Is parsing not an illusory problem caused by using
the wrong data structure? (Harrison Ainsworth)

Using state monads works well with Haskell, but as soon as you try to actually verify your software, it gets a lot harder. I am a fan of uniqueness types – they fit well into the framework of MLTT, and can be statically checked. Idris has experimental support. However, it can be undesirable to have purely syntactical extensions that lie outside of the scope of the type system. Extending the type system is possible but not the method of choice – in my opinion, the type system should be as simple as possible.

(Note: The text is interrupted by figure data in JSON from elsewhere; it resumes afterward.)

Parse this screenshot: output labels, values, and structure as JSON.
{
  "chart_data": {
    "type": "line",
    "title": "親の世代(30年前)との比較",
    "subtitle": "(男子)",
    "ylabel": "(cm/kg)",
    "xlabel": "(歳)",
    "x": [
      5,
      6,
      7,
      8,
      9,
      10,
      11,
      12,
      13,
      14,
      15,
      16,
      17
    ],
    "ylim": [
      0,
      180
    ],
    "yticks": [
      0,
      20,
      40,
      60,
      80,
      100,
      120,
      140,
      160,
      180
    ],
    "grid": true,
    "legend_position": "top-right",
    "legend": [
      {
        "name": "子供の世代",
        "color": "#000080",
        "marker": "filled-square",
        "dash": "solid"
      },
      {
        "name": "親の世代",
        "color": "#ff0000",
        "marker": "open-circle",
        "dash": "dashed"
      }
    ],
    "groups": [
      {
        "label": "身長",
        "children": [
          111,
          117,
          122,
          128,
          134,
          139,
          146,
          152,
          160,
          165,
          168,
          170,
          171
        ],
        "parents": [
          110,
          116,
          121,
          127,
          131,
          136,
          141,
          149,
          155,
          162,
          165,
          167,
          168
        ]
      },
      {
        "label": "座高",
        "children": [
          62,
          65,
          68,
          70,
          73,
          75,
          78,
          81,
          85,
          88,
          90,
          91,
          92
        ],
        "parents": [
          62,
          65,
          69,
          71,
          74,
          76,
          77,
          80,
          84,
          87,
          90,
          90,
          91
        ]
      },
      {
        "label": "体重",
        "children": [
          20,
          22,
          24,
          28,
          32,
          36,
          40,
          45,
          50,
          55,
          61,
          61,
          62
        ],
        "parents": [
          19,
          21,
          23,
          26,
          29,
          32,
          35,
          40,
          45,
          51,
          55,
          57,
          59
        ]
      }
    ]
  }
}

DiffArrays follow a different pattern: They are destructively modified in the backend, but their interface is referentially transparent: Old versions of the destructively modified array can be recreated. In theory, the overhead is limited to changing an old reference, as long as the array is used in a linear fashion. Native Coq uses them. Their definition is:

type 'a t = ('a kind) ref
and 'a kind =
  | Array of 'a array 
  | Updated of int * 'a * 'a t

That is, a diffarray is a (mutable) reference to an object that is either an array, or a key-value-diffarray-triple. Changing the value of an index in a diffarray "feels" like creating a modified copy of it. As soon as an old version of the array is modified, the array is copied; in this case, the algorithm will be slow.

There is a canonical equivalence relation between two diffarrays, namely the one that relates diffarrays which map the same key-value-pairs. As long as we are only using the interface for creating modified pseudo-copies of an array and reading its elements, there is no way to distinguish between arrays that are equal modulo this relation. If we forget for a moment that every diffarray is a mutable reference that points to an array or another such reference, we get the following algebraic definition of diffarrays:

\mathbb{A}(B) := \mu_X(\mathbb{A}_1:(\mathbb{N}\rightarrow
B)\rightarrow X, \mathbb{A}_2:B\rightarrow\mathbb{N}\rightarrow
X\rightarrow X)

Looking up the nth element would become

(\mathbb{A}_1 m)_n = mn

(\mathbb{A}_2 qmd)_n =
\left\{\begin{array}{cl}q&\mbox{ for } m=n \\ d_n&\mbox{
otherwise}\end{array}\right.

The equivalence would become a\equiv b :\Leftrightarrow \forall n,
a_n = b_n. Any function that only uses our defined lookup function to access our array structure cannot distinguish equivalent diffarrays. We could as well work with \mathbb{A}/\equiv. Especially, we could even replace an occurence of one representation of an array by another one, without significantly changing that term's behavior – but replacing one term with another is the same as destructively modifying a reference. And that is exactly what a diffarray is: Destructively modifying parts of terms, but in a way that cannot change the term's behavior.

And I assume that most uses of Haskell's unsafePerformIO are of this kind: They implement some stateful operation, but encapsulate it into a referentially transparent interface that makes different states indistinguishable.

Maybe by using the above construction, it would be possible to encapsulate some of such use cases into a dependently typed framework. Maybe in the form of quotient types, or in the form of higher inductive types.

Update: There appears to be a paper about basically the same thing. It might be even more useful than I thought, persistent arrays can be implemented better with mutable state. And furthermore, I was thinking about how this kind of thing could be used for memoization. I think it is undoubtedly useful.